Equally popular are these hot dog buns (koppe pan) with azuki bean paste and fresh butter.
These lion paws are stuffed with a 70% cacao chocolate cream; a fairly bitter “grown up” taste and very reasonable at 250 yen apiece. A nursery school boy we spoke to said he liked the melon buns best, while his mother said he showed no interest in cream buns until he ate the ones at O-sama, which were the only ones he would eat now.
It’s not only bread. The staff at O-sama no Kakurega also make potato salad!
There’s a small selection of 100% fruit juices including peach from Yamanashi Prefecture and a grape juice so fruity it tastes like wine. On the right are three varieties of amazake, the sweet, low-alcohol fermented rice drink that has seen a boom in recent years for its healthful properties. In the centre, with the red label, is the charmingly-named Jinja Ale which contains ginger as was the norm for amazake in the past. Produced in Japan’s renowned rice-growing heartland of Niigata, a bottle of Jinja Ale is 1500 yen, while customers can enjoy a cup for 550 yen.

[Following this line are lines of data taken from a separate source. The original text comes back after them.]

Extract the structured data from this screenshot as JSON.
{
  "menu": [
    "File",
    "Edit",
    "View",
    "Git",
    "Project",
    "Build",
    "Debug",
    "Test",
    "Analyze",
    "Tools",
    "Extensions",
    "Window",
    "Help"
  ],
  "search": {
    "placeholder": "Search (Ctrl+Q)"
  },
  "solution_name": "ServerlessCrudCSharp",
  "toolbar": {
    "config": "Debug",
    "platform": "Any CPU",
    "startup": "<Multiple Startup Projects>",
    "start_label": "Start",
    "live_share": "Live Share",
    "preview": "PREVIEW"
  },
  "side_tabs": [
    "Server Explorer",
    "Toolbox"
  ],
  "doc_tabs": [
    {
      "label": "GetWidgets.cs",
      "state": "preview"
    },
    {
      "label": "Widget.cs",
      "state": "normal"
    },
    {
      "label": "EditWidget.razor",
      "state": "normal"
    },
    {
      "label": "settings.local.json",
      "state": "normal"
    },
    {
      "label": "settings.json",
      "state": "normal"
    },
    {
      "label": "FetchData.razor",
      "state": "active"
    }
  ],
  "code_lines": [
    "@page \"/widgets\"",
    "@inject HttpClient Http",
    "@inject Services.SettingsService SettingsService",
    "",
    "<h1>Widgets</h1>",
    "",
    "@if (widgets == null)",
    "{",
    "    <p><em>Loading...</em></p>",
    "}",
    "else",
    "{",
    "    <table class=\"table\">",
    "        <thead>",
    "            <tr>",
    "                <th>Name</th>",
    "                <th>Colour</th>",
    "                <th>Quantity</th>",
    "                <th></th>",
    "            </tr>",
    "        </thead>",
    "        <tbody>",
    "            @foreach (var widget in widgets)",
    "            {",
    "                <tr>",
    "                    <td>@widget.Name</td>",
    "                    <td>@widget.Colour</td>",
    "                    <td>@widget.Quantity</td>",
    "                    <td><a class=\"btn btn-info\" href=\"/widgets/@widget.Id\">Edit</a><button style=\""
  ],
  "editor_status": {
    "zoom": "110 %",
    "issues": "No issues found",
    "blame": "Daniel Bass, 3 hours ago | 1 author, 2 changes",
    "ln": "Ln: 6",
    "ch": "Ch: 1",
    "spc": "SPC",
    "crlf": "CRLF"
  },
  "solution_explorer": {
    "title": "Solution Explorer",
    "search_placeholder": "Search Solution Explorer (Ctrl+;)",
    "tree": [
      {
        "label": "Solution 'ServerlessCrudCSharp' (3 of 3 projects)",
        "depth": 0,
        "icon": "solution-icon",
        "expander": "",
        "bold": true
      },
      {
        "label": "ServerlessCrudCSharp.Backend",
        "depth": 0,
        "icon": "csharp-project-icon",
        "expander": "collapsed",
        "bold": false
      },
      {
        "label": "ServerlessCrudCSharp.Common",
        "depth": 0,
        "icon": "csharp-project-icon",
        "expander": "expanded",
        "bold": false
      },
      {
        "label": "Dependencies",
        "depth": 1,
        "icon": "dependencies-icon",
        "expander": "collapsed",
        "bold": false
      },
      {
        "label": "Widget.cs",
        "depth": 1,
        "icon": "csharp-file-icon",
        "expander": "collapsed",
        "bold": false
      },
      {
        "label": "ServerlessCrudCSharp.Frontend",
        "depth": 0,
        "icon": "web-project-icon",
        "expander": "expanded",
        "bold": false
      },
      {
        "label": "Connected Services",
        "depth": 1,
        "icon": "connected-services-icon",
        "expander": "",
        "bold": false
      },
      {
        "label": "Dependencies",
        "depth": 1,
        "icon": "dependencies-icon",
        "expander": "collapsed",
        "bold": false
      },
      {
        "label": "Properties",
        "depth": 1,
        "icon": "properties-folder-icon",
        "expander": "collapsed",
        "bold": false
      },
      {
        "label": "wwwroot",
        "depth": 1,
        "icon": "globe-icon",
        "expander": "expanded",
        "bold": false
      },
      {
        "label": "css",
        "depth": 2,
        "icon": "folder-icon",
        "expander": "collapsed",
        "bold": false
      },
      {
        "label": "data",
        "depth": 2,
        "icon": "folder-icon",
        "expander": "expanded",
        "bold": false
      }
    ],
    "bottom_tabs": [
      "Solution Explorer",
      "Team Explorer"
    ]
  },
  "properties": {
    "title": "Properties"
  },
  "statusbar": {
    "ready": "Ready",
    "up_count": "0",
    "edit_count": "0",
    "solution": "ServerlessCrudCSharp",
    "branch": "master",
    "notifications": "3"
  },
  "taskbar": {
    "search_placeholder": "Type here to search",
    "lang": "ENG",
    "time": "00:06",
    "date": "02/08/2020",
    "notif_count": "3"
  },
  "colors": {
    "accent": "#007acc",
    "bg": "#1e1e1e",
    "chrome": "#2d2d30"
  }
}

Overcome by the smells and sights of freshly-baked bread we treated ourselves to a small picnic of Silk bread, Jinja Ale and potato salad. The aptly named bread was indeed exceptionally smooth, soft and seemed to just melt on the tongue. It’s astonishing that a bread so flavourful could contain no dairy products at all. The potato salad, which contained chunks of apple and pineapple as well as cucumber was deliciously creamy, while the Jinja Ale was certainly gingery but without a strong aftertaste on the tongue. Very refreshing indeed.
The Kuramaebashi Street area north of Kameido station is home to a host of interesting places to visit: the Katori Kachiun shopping street, Kameido Tenjin Shrine, the Okiya rice cracker shop, the Hobby Off shop and the venerable Funabashiya, purveyor of anmitsu and kuzumochi for over 200 years. To that all-star lineup we can now add O-sama no Kakurega, a hideaway that won’t remain hidden for much longer. Bon appetit!